Figure 1. An explanation of a fibre plot.

On the left, I show a phylogeny (in grey) with a series of slices cut through it (in black). To the right, I show views through those slices surrounded in black outlines: each of these slices forms the basis of a fibre plot. Within each slice, a square represents descendent tips, and colours of those squares represent the composition of clades within a particular time slice. Squares of the same colour form a “fibre” in the tree of life. A true fibre plot would be an animation of the transition between these slices, showing how the clades (fibres) that make up the tree split as diversification takes place. Alternate colouring schemes are possible for the fibres; the R implementation, by default, colours fibres according to clade age, and allows for different colouring schemes within a plot to highlight taxa of interest.

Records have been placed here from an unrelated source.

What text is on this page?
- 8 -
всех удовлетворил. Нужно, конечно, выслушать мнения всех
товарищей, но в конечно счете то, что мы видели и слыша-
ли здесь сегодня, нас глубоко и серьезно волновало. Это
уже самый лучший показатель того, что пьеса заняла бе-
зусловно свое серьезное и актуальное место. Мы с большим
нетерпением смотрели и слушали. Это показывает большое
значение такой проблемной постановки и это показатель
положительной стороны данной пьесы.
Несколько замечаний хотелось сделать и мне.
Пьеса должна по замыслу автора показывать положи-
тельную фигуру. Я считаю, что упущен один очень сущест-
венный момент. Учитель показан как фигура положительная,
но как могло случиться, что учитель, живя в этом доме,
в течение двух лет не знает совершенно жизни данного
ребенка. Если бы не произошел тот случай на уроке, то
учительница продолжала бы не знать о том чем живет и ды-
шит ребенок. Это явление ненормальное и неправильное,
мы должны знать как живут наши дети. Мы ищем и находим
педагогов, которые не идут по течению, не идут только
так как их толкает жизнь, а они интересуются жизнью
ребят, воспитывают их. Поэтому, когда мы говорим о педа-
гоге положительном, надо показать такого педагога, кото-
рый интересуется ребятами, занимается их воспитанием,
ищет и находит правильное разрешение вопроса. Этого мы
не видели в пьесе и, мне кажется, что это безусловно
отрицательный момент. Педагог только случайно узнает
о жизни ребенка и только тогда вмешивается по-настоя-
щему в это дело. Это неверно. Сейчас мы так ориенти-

Despite humanity being closer than ever to a reliable tree of all life on Earth^1,2, phylogenetic visualisation may seem like a niche topic. I strongly feel that phylogenetic visualisation is critical if we are to grasp the full extent of our planet’s biodiversity. Human activity has carelessly altered almost every aspect of our planet, and we must now live with the shame and hubris of a geologic age we named after ourselves¹⁹. There has never been a greater need to find a way to show humanity our true place in the world. In whatever sense phylogeneticists have a duty, I believe it is ours to show the world that we are nothing more than a twig on a tree that we are cutting down.